Kepala Pelaksana BPBD Sukoharjo Ariyanto Mulyatmojo menjelaskan, telah menyalurkan total 490.000 liter air bersih atau 98 tangki ke wilayah terdampak kekeringan sejak akhir Juli. Bantuan tersebar di Kecamatan Tawangsari dan Weru, yang terdampak kekeringan paling parah.
“Sejauh ini sudah ada 503 kepala keluarga (KK) atau 1.509 jiwa yang menerima bantuan air bersih. Dropping akan terus kami lakukan selama kemarau belum berakhir,” kata Ariyanto, Selasa (30/9).
Kekeringan di Tawangsari melanda Desa Kedungjambal. Sudah digelontor 37 tangki atau 185.000 liter air bersih. Sedangkan di Weru, dropping air bersih menyasar lima desa dengan total 61 tangki atau 305.000 liter. Mulai dari Desa Weru, Karangwuni, Alasombo, Karanganyar, dan Tawang.
Paling gres, BPBD menerima pengajuan dropping air bersih dari Desa Kunden, Kecamatan Bulu, kemarin. Artinya, ancaman kekeringan meluas hingga Bulu.
Pemerintah Desa (Pemdes) Kunden telah mengirim surat resmi ke bupati Sukoharjo per 30 September. Dalam surat tersebut, tercatat 230 KK atau 1.020 jiwa di empat dusun krisis air bersih.

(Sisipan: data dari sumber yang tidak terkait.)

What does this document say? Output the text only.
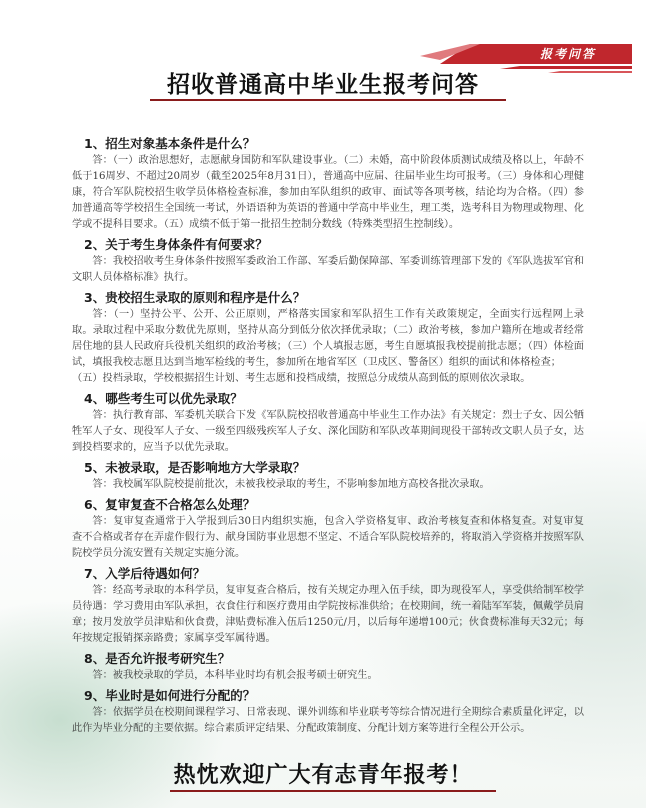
报考问答
招收普通高中毕业生报考问答
1、招生对象基本条件是什么？

答：（一）政治思想好，志愿献身国防和军队建设事业。（二）未婚，高中阶段体质测试成绩及格以上，年龄不低于16周岁、不超过20周岁（截至2025年8月31日），普通高中应届、往届毕业生均可报考。（三）身体和心理健康，符合军队院校招生收学员体格检查标准，参加由军队组织的政审、面试等各项考核，结论均为合格。（四）参加普通高等学校招生全国统一考试，外语语种为英语的普通中学高中毕业生，理工类，选考科目为物理或物理、化学或不提科目要求。（五）成绩不低于第一批招生控制分数线（特殊类型招生控制线）。

2、关于考生身体条件有何要求？

答：我校招收考生身体条件按照军委政治工作部、军委后勤保障部、军委训练管理部下发的《军队选拔军官和文职人员体格标准》执行。

3、贵校招生录取的原则和程序是什么？

答：（一）坚持公平、公开、公正原则，严格落实国家和军队招生工作有关政策规定，全面实行远程网上录取。录取过程中采取分数优先原则，坚持从高分到低分依次择优录取；（二）政治考核，参加户籍所在地或者经常居住地的县人民政府兵役机关组织的政治考核；（三）个人填报志愿，考生自愿填报我校提前批志愿；（四）体检面试，填报我校志愿且达到当地军检线的考生，参加所在地省军区（卫戍区、警备区）组织的面试和体格检查；

（五）投档录取，学校根据招生计划、考生志愿和投档成绩，按照总分成绩从高到低的原则依次录取。

4、哪些考生可以优先录取？

答：执行教育部、军委机关联合下发《军队院校招收普通高中毕业生工作办法》有关规定：烈士子女、因公牺牲军人子女、现役军人子女、一级至四级残疾军人子女、深化国防和军队改革期间现役干部转改文职人员子女，达到投档要求的，应当予以优先录取。

5、未被录取，是否影响地方大学录取？

答：我校属军队院校提前批次，未被我校录取的考生，不影响参加地方高校各批次录取。

6、复审复查不合格怎么处理？

答：复审复查通常于入学报到后30日内组织实施，包含入学资格复审、政治考核复查和体格复查。对复审复查不合格或者存在弄虚作假行为、献身国防事业思想不坚定、不适合军队院校培养的，将取消入学资格并按照军队院校学员分流安置有关规定实施分流。

7、入学后待遇如何？

答：经高考录取的本科学员，复审复查合格后，按有关规定办理入伍手续，即为现役军人，享受供给制军校学员待遇：学习费用由军队承担，衣食住行和医疗费用由学院按标准供给；在校期间，统一着陆军军装，佩戴学员肩章；按月发放学员津贴和伙食费，津贴费标准入伍后1250元/月，以后每年递增100元；伙食费标准每天32元；每年按规定报销探亲路费；家属享受军属待遇。

8、是否允许报考研究生？

答：被我校录取的学员，本科毕业时均有机会报考硕士研究生。

9、毕业时是如何进行分配的？

答：依据学员在校期间课程学习、日常表现、课外训练和毕业联考等综合情况进行全期综合素质量化评定，以此作为毕业分配的主要依据。综合素质评定结果、分配政策制度、分配计划方案等进行全程公开公示。

热忱欢迎广大有志青年报考！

Rinciannya, 30 KK atau 190 jiwa di Dusun Kepuh RT 03 RW 01, 80 KK atau 375 jiwa di Dusun Kepuh RT 01/02 RW 03, 45 KK atau 160 jiwa di Dusun Kepuh Pencil RT 03 RW 04, serta 75 KK atau 295 jiwa di Dusun Ngesong RT 01/02 RW 04.
Tambahan permintaan dari Desa Kunden, total 2.500 jiwa terdampak krisis air bersih di Kota makmur. Saat ini BPBD sudah melakukan asesmen untuk menentukan langkah selanjutnya.
“Prioritas kami adalah memastikan kebutuhan dasar warga, terutama air bersih,” tegas Ariyanto. (kwl/fer)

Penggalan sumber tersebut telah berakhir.